I turn the handle, grateful it’s not locked. But from the dim light in the hallway, I can see he’s not here. His bed is still made. He hasn’t slept in it. The clock by the bed tells me it’s past three in the morning. Is he still up?
I turn and head down the stairs to his office. It’s the only other place I can think he’d be. And I’m right. I know it before I even reach his door not only from the light coming from beneath it but from the melody streaming out. Something dark I recognize. Mozart’s Requiem. My father loved Mozart, and I remember this piece especially well. The haunting tune, the escalating soprano.

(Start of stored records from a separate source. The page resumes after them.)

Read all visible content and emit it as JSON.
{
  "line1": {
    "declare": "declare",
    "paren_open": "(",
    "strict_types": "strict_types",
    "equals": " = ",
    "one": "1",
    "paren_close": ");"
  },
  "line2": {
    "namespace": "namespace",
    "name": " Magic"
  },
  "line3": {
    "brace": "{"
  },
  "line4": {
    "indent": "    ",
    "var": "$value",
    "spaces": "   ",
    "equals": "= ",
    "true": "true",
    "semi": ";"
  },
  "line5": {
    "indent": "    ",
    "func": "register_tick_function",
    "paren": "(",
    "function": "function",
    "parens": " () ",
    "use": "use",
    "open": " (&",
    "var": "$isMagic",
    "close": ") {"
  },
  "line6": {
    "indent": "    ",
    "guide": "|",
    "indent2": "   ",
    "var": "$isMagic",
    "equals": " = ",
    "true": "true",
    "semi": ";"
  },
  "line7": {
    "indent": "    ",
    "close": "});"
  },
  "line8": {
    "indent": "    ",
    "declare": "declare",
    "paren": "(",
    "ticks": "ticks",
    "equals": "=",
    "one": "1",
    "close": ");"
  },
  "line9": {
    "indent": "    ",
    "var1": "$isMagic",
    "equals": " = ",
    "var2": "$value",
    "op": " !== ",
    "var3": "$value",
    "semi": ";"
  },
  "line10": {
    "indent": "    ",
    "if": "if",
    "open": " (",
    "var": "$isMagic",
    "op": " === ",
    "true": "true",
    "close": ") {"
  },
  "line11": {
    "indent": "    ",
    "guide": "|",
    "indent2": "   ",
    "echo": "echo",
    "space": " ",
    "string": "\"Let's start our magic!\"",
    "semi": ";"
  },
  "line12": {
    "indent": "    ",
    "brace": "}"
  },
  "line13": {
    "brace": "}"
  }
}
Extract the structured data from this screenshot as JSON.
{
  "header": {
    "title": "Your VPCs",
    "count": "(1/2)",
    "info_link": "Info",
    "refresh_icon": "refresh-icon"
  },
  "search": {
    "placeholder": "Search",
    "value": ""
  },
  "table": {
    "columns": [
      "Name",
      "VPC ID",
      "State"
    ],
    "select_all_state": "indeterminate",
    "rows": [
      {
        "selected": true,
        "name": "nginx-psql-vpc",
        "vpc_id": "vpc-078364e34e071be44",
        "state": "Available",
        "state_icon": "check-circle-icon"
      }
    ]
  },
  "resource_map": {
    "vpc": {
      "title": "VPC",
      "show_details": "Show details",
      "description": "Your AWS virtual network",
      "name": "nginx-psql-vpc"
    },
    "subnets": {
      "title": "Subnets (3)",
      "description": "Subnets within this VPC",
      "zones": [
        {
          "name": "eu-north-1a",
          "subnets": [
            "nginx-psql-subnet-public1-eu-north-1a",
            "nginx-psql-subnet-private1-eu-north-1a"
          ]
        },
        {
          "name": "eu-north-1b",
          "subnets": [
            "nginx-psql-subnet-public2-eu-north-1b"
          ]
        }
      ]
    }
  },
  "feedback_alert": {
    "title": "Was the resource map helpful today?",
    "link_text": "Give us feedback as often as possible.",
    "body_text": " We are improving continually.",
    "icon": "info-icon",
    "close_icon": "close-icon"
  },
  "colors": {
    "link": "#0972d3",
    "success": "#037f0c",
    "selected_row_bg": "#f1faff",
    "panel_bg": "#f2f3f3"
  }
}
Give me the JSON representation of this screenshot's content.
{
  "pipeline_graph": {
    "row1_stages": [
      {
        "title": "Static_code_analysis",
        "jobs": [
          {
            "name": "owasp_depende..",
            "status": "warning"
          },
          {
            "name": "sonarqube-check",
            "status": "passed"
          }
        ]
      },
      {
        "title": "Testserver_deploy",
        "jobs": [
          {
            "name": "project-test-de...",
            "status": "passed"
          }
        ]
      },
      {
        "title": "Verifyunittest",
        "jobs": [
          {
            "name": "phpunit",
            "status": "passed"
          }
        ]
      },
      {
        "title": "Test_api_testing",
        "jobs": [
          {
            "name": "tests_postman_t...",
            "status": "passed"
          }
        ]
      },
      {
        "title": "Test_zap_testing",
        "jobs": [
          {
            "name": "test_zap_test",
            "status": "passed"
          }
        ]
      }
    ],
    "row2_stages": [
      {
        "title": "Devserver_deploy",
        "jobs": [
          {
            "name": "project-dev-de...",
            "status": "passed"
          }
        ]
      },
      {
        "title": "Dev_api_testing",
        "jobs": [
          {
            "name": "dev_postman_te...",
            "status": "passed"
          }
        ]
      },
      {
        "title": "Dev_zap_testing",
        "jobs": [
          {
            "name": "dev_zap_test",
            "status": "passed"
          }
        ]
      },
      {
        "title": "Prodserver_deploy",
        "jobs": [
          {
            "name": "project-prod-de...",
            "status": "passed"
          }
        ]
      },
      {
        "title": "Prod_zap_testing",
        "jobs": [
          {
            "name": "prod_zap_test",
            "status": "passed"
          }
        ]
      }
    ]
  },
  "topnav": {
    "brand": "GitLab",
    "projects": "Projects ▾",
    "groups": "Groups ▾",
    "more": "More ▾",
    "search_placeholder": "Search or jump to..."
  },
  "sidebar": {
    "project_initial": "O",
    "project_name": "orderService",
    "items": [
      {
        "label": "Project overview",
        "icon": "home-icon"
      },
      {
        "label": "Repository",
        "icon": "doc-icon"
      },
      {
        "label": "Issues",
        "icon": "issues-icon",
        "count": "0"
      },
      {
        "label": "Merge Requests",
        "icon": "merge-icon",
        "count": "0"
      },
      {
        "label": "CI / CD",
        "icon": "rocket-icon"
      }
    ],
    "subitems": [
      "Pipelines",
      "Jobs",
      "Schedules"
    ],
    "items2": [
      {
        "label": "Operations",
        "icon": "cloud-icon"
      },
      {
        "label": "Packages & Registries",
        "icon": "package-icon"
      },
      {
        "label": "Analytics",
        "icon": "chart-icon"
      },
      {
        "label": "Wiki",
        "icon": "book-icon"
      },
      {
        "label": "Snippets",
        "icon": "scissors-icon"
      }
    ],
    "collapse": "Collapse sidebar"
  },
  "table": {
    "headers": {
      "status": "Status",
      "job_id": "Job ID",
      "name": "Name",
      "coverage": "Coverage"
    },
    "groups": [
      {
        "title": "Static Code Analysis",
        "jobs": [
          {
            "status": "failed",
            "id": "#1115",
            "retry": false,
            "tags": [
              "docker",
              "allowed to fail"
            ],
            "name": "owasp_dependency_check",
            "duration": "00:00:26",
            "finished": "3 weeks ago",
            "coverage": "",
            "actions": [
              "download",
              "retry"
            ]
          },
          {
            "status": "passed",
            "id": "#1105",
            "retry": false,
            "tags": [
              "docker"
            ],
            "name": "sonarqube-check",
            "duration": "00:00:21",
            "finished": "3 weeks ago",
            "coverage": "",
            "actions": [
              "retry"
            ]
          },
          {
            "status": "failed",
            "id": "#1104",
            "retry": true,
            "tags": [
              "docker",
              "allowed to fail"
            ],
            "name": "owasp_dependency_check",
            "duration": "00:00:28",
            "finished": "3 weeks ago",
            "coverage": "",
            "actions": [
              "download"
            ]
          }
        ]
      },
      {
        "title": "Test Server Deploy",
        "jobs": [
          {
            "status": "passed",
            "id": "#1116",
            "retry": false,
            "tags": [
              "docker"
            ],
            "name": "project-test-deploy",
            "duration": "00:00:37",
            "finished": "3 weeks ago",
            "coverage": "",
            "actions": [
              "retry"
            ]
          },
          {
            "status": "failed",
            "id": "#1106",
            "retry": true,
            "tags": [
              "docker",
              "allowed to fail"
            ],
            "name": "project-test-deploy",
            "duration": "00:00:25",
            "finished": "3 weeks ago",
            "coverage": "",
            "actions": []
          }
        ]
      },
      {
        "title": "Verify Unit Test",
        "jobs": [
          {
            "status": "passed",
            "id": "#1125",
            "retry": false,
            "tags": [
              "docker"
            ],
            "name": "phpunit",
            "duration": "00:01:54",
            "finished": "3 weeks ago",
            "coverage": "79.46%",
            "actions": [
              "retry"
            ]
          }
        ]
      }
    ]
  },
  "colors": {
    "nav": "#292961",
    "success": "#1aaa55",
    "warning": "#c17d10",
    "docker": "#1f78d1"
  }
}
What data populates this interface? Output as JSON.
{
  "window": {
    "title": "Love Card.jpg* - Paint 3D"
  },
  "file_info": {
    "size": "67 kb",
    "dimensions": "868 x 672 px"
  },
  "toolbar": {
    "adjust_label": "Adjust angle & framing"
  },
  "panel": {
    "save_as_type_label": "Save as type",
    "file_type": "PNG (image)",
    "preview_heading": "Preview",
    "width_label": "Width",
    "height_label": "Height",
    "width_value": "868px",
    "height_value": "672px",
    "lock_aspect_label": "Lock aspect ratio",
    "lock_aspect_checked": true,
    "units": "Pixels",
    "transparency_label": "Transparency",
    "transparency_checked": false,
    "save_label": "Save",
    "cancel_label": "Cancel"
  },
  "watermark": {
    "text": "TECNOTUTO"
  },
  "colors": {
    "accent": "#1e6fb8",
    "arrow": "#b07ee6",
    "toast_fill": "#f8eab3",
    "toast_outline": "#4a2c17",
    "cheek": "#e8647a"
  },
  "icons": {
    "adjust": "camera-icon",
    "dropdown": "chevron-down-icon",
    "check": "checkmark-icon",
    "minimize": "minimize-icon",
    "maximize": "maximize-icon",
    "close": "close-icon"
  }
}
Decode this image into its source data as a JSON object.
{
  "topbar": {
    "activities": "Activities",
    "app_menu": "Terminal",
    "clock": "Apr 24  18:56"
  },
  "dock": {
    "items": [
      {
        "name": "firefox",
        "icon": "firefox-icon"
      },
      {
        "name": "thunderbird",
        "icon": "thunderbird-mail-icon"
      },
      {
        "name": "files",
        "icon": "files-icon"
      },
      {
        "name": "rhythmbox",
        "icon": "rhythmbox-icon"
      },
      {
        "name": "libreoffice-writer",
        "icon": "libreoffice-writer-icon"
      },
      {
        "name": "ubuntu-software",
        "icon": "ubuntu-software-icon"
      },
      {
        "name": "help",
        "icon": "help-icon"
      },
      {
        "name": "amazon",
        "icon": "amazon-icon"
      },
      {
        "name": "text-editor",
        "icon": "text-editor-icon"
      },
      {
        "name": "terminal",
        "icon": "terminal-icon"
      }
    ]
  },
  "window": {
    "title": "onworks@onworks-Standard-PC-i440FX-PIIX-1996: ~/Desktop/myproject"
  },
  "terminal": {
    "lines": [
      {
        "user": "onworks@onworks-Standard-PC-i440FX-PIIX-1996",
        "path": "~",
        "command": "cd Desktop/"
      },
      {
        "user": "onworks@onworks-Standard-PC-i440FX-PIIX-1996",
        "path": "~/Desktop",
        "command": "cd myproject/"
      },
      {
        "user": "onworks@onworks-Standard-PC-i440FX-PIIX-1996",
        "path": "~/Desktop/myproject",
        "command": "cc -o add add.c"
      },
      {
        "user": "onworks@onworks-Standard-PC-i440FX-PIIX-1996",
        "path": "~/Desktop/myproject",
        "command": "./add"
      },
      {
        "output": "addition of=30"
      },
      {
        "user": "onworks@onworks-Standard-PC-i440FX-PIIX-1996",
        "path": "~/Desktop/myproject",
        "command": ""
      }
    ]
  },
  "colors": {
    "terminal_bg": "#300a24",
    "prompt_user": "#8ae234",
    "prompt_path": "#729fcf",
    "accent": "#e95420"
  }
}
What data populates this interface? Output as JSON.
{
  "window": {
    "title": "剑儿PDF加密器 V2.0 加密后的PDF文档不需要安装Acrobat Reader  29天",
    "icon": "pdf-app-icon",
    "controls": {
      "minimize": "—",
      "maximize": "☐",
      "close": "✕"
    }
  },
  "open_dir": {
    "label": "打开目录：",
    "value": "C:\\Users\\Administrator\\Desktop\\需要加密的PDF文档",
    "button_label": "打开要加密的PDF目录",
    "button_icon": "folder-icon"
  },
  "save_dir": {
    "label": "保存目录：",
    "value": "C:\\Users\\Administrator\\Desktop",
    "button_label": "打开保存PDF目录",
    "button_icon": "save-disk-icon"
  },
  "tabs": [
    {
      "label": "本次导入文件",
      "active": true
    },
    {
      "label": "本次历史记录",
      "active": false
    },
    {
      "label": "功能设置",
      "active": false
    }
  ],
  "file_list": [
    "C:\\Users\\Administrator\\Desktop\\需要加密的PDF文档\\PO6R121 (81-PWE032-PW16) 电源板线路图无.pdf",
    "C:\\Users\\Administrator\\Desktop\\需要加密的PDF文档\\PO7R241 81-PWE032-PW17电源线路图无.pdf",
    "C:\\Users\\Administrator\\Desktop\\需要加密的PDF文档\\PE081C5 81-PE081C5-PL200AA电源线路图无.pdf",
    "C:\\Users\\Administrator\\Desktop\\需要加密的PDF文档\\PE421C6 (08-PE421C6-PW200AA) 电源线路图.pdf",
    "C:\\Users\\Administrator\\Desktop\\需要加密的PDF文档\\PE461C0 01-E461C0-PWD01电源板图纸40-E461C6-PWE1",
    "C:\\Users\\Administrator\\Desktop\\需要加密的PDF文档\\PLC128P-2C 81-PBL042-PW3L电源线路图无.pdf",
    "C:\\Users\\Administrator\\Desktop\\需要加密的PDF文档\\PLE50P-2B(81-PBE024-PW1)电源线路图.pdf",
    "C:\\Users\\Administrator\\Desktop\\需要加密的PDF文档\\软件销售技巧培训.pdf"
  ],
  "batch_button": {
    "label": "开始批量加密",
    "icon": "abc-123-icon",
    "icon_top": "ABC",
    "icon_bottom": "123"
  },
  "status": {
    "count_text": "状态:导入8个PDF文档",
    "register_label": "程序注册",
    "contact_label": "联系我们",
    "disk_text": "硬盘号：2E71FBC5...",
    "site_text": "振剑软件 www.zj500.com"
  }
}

Without thinking, I let my feet carry me to his door, and this time, I don’t knock. I push it open, and Santiago’s gaze snaps up from what he’s doing. The volume is so high I can’t hear myself think, but from the candles on his desk, I can see how red his eyes are. It makes me wonder how much of the bottle of scotch that sits half-empty he consumed after dinner tonight. I don’t know all that he’s carrying, but it’s heavy. I see it. And I feel doubly guilty about pushing him earlier.
I walk inside and close the door behind me. I don’t say a word as I go to him. He drops the pencil into the notebook and lets it close as he pushes his seat back when I come around the desk. I pull my nightgown off. I’m not wearing anything underneath but the rosary, and I stand before him and let him look at me with his sanguine eyes and his sad skull face.
Something about the look in it breaks my heart a little. What was so terrible that he’s gone from the man driving the sports car too fast through dark, winding streets to this one? This broken man.
I drop to my knees between his legs, and he leans back when I reach to undo his belt, then his trousers. I take him out and look up at his sorrowful face.
He puts his hand on my head as if giving me his blessing, and when I lean forward and close my mouth around him, I hear a choked sound come from deep inside his chest. His hand soon turns to a fist in my hair as he takes over, moving fast, pushing deeper, both hands on me now as I taste the first salty drops before he pulls me off, the pop strangely loud as the suction of my mouth is broken. He lifts me, laying me on his desk, and the leatherbound book digs into my shoulder before he shoves it to the floor.
He spreads me open and looks at me like a starved man before a feast, and when he dips his head between my legs, I arch my back and close my eyes, fisting handfuls of his hair as he licks hungrily. He brings me just to the edge of orgasm before straightening. Tugging me closer, he locks eyes on mine when he thrusts into me, leaning closer to me as I claw at his shoulders. I pull at his hair, wanting him closer still, deeper because it’s not enough. It’s not enough. He’s still too far, and I need him.
“Ivy,” he grunts, these final thrusts punishing. And then he stills, and I watch him, watch his beautiful face as he comes. Something inside me flutters and twists, and it’s bittersweet, this. Our lovemaking. Our violent, raw lovemaking.
And I think in time he will break me whether he wants to hurt me or not.
26
Santiago
I'm still inside my wife, touching her and breathing her in. I can't seem to stop. My head dips to her neck, lips trailing over the tender flesh. How did she know I needed her tonight? Why does she come to me like she needs this too?
Already, I can feel myself hardening inside her again. Perhaps it is just her and this cloyingly sweet intoxication I seem to find myself indulging in far too often. Or perhaps it is because I know this could be the night I finally claim her in the most primal of ways.
"You've been here for three months now," I murmur against her skin. "Did you know that?"
She stills beneath me, her palms flattening against my back.
"I have?"
"I did some digging in Chambers’ practice," I tell her. "Scoured through his drug inventory. On the day of your visit with him, there was only one injectable used. That shot you had was a progesterone shot. It was only effective for eight weeks."
When I pause to look down at her, Ivy curls her fingers against me, her expression soft, eyes wild.
I brush the hair away from her face, staring into her eyes so deeply it feels as though we are tethered together by some unbreakable cord.